8 "Life Hacks" You Shouldn't Bother With
Life hacks — or tricks intended to make life easier — are everywhere. There are life hacks for food, family, work, and everything else under the sun. But not all hacks are really beneficial. Some will just add another step to your daily routine. Some may wind up costing you much more than just your time. (See also: My Personal Productivity Rules...What Are Yours?)
1. Unlocking a Door Without a Key — in a Way That Requires the Door to Be Open Already
There are a lot of life hacks that may seem useful, like this one from Buzzfeed, but leave you with a solution for which there is no problem. If you can unlock a door to begin with, you probably have access to the key, and if you make it so that you can open the door without a key, anyone else can, too.
2. Extending a Deadline By Sending the Wrong File Type
I’ve heard this trick — sending a file as a .png rather than the expected .doc — recommended both for work and school situations, and I consider it downright dishonest. It may get you the end result that you want, but that’s not good enough. If a hack crosses the line into unethical or even illegal behavior, it’s not a good hack.
3. Using Doritos as a Seasoning
There may be a few people for whom that Dorito flavor is the greatest flavor ever, but it’s certainly one of the least appealing cooking hacks I’ve personally seen.
4. Taking Prescription Drugs in a Non-Prescribed Manner
You can find a lot of different hacks that involve taking prescribed medication for affects not intended by doctors, like making it easier to study. Unless you have a degree in pharmacology, though, it’s generally a bad idea to muck around with drugs without your doctor’s advice. If you really want to try such a hack, get your doctor to sign off on it first.

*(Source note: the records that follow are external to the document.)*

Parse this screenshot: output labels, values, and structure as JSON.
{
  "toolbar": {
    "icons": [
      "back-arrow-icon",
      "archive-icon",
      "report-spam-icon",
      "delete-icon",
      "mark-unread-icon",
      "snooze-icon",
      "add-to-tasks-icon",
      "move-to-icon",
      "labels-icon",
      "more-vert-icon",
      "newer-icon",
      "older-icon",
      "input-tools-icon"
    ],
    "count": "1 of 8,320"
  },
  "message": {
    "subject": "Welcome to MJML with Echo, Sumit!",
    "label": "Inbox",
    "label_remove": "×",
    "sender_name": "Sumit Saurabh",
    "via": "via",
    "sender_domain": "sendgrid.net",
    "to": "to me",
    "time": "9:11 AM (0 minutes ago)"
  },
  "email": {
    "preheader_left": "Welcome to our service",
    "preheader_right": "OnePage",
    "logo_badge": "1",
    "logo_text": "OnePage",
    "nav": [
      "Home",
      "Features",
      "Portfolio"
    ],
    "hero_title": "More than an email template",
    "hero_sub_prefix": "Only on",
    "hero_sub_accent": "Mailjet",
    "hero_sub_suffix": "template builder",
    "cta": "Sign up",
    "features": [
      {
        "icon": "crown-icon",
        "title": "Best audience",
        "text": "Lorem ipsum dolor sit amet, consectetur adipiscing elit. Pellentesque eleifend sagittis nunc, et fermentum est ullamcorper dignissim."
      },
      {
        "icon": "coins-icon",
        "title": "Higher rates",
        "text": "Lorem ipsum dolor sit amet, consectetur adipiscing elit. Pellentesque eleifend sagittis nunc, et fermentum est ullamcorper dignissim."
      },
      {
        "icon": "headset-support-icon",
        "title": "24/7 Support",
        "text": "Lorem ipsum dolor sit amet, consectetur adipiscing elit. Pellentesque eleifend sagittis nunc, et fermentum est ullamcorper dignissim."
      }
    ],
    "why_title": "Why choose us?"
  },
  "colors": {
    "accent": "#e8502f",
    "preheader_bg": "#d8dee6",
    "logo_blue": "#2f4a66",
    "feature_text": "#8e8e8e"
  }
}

Many life hacks offer ways to do more than one thing at a time. But research has established that multitasking doesn’t work. You just wind up with two tasks that are both completed at a lower level. It’s better to just focus on one task and get through it quickly — and well.
6. Changing Your Family Traditions
Every year around the holidays, I’ll see a post or two that recommend hacking some other aspect of your holiday celebrations. The danger that you risk, though, is that you’re not just hacking your own life at that point — you’re changing how you interact with your family. There may be some changes that would be mutually beneficial, but it’s rare that you can change the status quo and still keep an extended family happy.
7. Anything That Requires Buying More Gear, Tools, or Apps
Most life hacks are inexpensive, but there’s always another piece of software you can buy to make your life easier or a new gadget that will change everything, at least according to the marketing team. The reality is that, most of the time, the change isn’t enough to make up for the money you’d have to spend, so it’s better to just hold on to your cash.
8. Continuously Tweaking Your Hacks
The pursuit of complete productivity is alluring, but you can wind up focusing just on perfecting your system rather than using the time you’ve saved to live. This recent essay on Lifehacker lays out the experiences of someone who went too far in his life hacks.